Mickey is practically unique among Democratic pundits for being willing to actually give his honest opinion about things like this:

I’m not sure whether humanitarian imperialism is a good or bad thing. The world might be a distinctly better place overall if the U.N. could overthrow every dictatorship the Security Council could muster a majority to overthrow. But the accompanying  routinization of war is at least troubling, no?

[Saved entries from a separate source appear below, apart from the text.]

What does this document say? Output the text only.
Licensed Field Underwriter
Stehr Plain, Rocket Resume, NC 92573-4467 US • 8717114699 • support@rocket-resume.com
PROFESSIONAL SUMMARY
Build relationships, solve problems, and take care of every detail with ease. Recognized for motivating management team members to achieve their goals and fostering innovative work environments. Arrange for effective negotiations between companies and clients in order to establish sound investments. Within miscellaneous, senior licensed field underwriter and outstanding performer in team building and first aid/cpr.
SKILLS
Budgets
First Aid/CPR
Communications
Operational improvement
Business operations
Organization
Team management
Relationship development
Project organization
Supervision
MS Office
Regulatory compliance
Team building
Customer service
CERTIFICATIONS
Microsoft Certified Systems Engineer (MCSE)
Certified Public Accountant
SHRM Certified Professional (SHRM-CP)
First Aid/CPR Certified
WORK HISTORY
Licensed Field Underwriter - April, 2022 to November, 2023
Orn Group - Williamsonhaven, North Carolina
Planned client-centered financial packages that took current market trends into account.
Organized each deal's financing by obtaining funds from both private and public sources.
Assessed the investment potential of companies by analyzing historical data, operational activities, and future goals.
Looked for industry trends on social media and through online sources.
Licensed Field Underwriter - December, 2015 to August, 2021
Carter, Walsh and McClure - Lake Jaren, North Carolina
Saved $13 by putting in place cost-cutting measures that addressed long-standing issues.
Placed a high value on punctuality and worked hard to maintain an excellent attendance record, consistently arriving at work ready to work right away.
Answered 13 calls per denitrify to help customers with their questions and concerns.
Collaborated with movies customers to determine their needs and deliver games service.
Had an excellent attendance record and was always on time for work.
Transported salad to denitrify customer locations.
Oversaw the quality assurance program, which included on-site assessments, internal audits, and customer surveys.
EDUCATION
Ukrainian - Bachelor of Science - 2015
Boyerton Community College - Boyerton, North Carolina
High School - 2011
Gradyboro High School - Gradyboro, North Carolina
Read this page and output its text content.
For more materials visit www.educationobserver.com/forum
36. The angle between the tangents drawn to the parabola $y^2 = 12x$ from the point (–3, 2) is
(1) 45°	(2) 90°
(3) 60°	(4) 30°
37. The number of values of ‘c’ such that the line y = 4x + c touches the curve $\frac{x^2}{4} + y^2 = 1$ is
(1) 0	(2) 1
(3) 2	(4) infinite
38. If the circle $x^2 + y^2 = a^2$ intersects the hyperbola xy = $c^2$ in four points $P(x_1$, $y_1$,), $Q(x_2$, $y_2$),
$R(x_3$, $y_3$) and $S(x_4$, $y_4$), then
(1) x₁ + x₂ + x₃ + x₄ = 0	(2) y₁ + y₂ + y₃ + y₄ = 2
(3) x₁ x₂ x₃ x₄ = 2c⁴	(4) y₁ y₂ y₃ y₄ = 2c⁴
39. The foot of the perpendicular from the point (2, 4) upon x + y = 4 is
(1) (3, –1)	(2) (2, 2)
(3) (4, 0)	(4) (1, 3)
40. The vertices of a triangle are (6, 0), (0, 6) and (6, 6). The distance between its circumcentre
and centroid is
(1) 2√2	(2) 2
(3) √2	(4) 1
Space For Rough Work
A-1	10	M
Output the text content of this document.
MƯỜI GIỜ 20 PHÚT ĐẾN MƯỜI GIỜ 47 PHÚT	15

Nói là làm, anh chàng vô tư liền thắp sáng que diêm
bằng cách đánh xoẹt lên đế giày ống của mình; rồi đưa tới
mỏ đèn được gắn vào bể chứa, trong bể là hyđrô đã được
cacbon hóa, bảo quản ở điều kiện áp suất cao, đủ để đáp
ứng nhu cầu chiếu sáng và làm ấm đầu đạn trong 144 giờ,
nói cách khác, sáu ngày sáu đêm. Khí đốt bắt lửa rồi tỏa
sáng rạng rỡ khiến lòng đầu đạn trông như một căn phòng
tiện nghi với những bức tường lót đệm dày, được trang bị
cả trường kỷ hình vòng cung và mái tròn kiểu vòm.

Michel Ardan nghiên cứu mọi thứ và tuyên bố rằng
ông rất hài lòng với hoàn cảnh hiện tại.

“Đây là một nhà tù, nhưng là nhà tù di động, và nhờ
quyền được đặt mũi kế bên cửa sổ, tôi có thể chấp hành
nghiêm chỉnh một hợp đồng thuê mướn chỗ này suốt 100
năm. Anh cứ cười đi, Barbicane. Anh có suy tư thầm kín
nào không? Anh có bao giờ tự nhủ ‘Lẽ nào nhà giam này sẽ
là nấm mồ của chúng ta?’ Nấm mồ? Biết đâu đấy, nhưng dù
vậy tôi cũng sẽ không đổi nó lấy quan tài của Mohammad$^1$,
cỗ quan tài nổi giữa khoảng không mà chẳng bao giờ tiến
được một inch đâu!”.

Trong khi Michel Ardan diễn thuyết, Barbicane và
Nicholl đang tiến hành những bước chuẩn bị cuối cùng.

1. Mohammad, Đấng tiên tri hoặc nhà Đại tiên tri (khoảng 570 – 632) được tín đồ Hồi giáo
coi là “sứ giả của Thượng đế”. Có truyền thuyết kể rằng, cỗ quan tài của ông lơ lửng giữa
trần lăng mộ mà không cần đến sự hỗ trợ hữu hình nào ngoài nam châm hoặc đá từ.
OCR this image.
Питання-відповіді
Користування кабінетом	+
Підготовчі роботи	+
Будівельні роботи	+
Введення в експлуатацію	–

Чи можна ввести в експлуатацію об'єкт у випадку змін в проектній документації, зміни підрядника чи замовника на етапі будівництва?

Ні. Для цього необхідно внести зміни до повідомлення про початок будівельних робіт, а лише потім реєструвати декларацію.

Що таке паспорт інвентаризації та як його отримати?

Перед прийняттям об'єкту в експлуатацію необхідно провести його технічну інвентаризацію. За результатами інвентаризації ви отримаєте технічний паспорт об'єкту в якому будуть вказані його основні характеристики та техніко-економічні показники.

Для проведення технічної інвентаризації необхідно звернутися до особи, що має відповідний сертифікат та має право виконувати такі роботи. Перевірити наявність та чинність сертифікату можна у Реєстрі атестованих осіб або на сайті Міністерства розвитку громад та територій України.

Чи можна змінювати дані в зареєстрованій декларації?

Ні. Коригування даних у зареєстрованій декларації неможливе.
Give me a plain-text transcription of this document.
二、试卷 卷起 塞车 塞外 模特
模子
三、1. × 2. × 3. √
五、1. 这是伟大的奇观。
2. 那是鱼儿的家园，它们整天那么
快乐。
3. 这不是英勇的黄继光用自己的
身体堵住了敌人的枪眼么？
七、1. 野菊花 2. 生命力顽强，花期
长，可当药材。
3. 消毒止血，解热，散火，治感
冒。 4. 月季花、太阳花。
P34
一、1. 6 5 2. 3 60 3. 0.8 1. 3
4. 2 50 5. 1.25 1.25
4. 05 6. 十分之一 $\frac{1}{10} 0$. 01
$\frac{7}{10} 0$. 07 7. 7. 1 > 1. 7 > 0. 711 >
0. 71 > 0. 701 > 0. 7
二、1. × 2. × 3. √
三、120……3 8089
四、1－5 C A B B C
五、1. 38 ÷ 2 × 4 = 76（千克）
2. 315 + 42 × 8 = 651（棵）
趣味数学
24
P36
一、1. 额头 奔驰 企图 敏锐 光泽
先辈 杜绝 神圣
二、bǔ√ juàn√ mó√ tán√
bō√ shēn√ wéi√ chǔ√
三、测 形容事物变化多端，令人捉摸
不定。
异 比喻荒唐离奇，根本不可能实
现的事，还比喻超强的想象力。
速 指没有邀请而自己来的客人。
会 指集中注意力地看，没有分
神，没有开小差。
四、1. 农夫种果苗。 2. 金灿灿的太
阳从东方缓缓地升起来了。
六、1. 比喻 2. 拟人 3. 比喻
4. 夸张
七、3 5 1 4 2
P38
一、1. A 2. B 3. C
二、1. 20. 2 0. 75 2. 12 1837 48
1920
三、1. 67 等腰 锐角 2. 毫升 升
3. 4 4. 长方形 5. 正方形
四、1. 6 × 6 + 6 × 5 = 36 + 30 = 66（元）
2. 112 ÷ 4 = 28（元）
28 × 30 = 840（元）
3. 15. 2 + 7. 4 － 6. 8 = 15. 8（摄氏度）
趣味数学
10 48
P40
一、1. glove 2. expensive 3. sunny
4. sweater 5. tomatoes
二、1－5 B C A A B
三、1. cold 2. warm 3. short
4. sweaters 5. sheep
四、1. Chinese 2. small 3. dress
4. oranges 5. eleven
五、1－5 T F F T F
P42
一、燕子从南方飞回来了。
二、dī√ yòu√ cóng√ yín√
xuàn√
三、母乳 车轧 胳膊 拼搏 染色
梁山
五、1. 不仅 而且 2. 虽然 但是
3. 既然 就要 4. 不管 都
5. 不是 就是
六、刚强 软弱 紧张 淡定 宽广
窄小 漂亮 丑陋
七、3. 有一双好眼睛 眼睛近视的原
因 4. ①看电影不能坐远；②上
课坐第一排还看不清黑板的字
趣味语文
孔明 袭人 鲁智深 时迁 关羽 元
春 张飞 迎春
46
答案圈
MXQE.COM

My major (practical) problem with Humanitarian Imperialism?  I trust only about half of our political class to not utterly mess up such a thing from the get-go, and unfortunately it’s not the half that’s currently in charge of the executive branch.  But since my opinion on that is apparently irrelevant for the next two to six years, we might as do it properly.  Now, I know that my readers are mostly conservative and/or Republicans, which means that they can be expected to have at least a nodding familiarity with the classics of Western literature. For those who are neither, well: allow me to acquaint them with who is apparently the true author of Obama’s current “foreign policy.” Take it away, Rudyard Kipling:

Take up the White Man’s burden–
Send forth the best ye breed–
Go bind your sons to exile
To serve your captives’ need;
To wait in heavy harness,
On fluttered folk and wild–
Your new-caught, sullen peoples,
Half-devil and half-child.

Take up the White Man’s burden–
In patience to abide,
To veil the threat of terror
And check the show of pride;
By open speech and simple,
An hundred times made plain
To seek another’s profit,
And work another’s gain.

Take up the White Man’s burden–
The savage wars of peace–
Fill full the mouth of Famine
And bid the sickness cease;
And when your goal is nearest
The end for others sought,
Watch sloth and heathen Folly
Bring all your hopes to nought.

Take up the White Man’s burden–
No tawdry rule of kings,
But toil of serf and sweeper–
The tale of common things.
The ports ye shall not enter,
The roads ye shall not tread,
Go mark them with your living,
And mark them with your dead.

Take up the White Man’s burden–
And reap his old reward:
The blame of those ye better,
The hate of those ye guard–
The cry of hosts ye humour
(Ah, slowly!) toward the light:–
“Why brought he us from bondage,
Our loved Egyptian night?”

Take up the White Man’s burden–
Ye dare not stoop to less–
Nor call too loud on Freedom
To cloke your weariness;
By all ye cry or whisper,
By all ye leave or do,
The silent, sullen peoples
Shall weigh your gods and you.

Take up the White Man’s burden–
Have done with childish days–
The lightly proferred laurel,
The easy, ungrudged praise.
Comes now, to search your manhood
Through all the thankless years
Cold, edged with dear-bought wisdom,
The judgment of your peers!


Hey, I’m just the messenger.  And the guy who voted for the major American political party that goes to wars with a goal, and a plan. Hint: not the Democrats.